Historical research was distilled into 3 case studies: on climate change, bioterrorism, and nuclear winter. Narratives in the report examine these global scale threats from the perspective of experts who played a key role in first characterizing the risk and then moving it into the public domain. From these experiences the project team discerned potential strategic communication lessons applicable to the GCBR case.

The report concludes with a dozen specific recommendations grouped into 3 broad categories:

  • Cast GCBRs as a concrete, present-day, directly personal problem, diminishing any perceived remoteness.
  • Present GCBRs as a challenge where solutions are possible, enhancing a sense of self-efficacy.
  • Strengthen and share the science of GCBRs and their mitigation in meaningful ways.

Intended end-users of these recommendations, write the authors, “include subject matter experts who wish to use their technical acumen and social standing to prompt a greater societal response to GCBRs and to enlist more colleagues in doing so, philanthropists who seek to deepen the impact of their initiatives in fields that touch on GCBRs such as health and security from individual to global levels, and political advocates who hope to make the case more successfully for applying a portion of public resources to help mitigate the risk of a globally catastrophic biological event.”

Much of the Center’s current work focuses on challenges related to GCBRs. Earlier this year, the Center published a report that established a framework for identifying naturally occurring microorganisms that could become GCBRs. The Center’s Clade X pandemic tabletop exercise in the spring surfaced important policy issues and preparedness challenges that could be solved with sufficient political will and attention. In October, a Center project team released its report highlighting 15 promising technologies that, with strategic investment, could help make the world better prepared and equipped to prevent future infectious disease outbreaks from becoming GCBRs.
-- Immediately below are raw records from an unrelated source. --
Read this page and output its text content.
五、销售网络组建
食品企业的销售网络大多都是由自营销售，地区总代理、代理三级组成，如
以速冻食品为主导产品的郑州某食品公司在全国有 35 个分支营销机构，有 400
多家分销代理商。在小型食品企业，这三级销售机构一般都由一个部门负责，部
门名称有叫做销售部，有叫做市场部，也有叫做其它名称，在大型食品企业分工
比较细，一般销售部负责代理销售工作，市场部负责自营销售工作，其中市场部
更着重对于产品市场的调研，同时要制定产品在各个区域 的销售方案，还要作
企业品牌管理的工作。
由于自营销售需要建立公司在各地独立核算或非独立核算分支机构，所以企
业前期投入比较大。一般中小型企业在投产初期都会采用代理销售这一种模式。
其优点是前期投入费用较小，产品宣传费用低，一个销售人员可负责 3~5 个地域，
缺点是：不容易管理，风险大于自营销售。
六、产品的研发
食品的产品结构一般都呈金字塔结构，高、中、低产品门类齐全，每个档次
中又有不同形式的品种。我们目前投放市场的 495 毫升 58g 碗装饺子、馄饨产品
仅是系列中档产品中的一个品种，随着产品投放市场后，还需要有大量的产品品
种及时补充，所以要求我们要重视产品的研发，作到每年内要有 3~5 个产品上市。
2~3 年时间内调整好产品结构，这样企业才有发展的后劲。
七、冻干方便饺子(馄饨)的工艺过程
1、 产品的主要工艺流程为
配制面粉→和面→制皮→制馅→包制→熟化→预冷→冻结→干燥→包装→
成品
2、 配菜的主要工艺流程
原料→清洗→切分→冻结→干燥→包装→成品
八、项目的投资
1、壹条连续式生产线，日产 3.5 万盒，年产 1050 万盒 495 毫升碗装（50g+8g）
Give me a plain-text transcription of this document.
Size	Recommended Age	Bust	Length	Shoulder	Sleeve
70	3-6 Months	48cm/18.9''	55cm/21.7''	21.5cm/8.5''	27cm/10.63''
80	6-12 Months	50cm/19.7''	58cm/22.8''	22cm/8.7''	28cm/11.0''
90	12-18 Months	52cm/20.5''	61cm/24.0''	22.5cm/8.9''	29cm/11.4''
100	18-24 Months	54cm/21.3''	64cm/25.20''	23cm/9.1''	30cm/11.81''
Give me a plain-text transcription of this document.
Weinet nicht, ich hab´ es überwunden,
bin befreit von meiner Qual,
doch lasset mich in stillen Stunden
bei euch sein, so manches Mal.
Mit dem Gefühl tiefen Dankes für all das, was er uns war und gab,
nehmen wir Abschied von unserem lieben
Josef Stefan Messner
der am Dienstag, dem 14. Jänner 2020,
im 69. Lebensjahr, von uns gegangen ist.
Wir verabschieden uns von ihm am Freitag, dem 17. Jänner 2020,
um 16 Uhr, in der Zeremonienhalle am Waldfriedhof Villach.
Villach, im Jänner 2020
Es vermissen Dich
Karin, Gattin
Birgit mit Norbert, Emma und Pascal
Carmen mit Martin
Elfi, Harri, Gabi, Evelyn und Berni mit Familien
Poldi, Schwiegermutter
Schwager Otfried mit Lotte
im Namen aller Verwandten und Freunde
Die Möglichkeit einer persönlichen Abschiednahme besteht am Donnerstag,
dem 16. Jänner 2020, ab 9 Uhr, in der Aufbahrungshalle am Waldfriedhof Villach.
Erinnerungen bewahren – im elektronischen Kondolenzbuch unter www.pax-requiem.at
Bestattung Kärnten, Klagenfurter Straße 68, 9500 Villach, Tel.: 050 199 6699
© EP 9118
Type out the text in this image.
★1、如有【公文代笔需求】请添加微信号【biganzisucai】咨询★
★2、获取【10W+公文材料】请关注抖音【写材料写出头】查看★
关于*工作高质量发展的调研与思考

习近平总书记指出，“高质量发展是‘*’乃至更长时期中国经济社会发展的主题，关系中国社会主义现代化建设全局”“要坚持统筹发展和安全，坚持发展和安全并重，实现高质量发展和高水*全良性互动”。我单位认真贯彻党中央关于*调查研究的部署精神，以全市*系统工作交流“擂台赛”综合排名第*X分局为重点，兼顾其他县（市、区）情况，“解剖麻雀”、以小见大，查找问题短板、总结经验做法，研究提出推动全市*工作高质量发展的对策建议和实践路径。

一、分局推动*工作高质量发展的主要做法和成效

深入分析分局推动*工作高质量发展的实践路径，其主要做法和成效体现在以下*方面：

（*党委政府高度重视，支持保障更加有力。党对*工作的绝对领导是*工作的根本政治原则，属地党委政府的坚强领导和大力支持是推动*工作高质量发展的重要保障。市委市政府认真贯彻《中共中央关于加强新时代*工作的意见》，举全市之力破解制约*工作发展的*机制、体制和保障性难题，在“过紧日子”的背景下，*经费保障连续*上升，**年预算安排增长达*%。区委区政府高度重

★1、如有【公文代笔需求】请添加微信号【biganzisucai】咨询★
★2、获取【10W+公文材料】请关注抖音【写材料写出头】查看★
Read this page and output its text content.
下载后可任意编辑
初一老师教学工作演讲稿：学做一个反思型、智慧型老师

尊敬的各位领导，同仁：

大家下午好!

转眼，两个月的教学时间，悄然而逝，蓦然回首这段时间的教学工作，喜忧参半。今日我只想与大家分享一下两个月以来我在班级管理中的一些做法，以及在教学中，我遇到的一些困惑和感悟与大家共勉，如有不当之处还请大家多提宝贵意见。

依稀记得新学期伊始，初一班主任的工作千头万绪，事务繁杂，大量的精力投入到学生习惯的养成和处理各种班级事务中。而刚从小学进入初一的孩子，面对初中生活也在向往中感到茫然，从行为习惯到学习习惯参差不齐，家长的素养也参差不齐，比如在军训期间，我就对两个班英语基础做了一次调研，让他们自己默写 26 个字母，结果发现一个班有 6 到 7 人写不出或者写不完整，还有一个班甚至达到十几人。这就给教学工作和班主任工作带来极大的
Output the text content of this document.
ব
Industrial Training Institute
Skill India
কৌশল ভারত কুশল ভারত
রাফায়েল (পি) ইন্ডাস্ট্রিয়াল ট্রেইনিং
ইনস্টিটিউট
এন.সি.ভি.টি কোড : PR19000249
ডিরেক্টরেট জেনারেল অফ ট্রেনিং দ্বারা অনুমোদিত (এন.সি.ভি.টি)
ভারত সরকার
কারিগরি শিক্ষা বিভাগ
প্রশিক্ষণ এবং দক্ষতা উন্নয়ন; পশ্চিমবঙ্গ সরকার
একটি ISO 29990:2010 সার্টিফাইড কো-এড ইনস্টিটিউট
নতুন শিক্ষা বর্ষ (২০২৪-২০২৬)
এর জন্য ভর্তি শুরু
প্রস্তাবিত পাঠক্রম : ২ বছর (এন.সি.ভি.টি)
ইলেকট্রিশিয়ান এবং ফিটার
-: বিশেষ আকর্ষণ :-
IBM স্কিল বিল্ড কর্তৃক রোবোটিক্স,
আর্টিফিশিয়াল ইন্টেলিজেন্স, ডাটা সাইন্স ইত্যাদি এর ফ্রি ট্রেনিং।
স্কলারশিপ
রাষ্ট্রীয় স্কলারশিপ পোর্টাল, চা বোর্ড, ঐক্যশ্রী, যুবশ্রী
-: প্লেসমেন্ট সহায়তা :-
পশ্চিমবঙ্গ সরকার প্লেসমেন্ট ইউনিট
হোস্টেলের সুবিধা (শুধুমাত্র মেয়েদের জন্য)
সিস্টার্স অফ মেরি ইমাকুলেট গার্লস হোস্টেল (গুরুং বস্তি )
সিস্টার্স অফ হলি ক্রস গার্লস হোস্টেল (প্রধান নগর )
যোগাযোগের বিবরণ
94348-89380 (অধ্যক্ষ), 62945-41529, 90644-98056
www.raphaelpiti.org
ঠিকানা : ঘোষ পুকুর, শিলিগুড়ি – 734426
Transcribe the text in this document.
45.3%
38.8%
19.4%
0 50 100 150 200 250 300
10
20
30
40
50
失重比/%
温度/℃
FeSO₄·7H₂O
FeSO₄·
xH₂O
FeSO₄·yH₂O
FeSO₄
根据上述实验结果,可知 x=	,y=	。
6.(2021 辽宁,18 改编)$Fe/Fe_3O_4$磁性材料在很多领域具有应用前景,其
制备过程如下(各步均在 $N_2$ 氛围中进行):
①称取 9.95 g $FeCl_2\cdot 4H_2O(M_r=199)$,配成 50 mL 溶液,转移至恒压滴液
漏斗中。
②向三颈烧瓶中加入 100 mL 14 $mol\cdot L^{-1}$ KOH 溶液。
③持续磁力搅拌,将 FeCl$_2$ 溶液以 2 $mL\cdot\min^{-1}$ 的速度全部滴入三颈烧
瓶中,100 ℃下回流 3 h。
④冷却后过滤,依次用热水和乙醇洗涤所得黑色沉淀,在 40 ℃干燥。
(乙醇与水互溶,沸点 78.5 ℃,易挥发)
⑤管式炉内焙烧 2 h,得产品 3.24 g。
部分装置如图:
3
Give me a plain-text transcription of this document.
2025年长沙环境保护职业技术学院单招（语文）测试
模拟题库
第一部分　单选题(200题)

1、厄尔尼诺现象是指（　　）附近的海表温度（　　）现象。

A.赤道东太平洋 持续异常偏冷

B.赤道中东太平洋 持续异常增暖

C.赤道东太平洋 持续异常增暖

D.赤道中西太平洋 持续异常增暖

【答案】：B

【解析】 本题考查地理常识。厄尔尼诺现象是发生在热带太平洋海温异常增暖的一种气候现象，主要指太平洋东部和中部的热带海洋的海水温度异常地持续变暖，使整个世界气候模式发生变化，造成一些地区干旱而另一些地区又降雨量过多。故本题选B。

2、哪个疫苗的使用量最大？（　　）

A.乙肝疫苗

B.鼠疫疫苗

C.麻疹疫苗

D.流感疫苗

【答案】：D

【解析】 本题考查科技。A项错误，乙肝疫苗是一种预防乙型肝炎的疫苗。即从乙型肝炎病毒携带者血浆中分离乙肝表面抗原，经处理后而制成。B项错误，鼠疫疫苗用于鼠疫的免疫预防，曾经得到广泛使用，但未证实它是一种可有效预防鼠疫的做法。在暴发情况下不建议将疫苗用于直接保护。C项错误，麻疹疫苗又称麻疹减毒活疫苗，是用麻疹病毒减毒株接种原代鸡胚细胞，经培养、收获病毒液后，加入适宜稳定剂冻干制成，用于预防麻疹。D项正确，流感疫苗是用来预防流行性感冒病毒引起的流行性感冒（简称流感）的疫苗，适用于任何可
Members of Schoch-Spana’s team for this project were Senior Analysts Diane Meyer, RN, MPH, and Sanjana Ravi, MPH; Analyst Michael Snyder, MALD; former analyst Christopher Hurtado, MHS; and Kirsten Moore-Sheeley, PhD.

The project was supported by funding from the Open Philanthropy Project.

About the Johns Hopkins Center for Health Security:
The Johns Hopkins Center for Health Security works to protect people from epidemics and disasters and build resilient communities through innovative scholarship, engagement, and research that strengthens the organizations, systems, policies, and programs essential to preventing and responding to public health crises. The Center is part of the Johns Hopkins Bloomberg School of Public Health and is located in Baltimore, MD.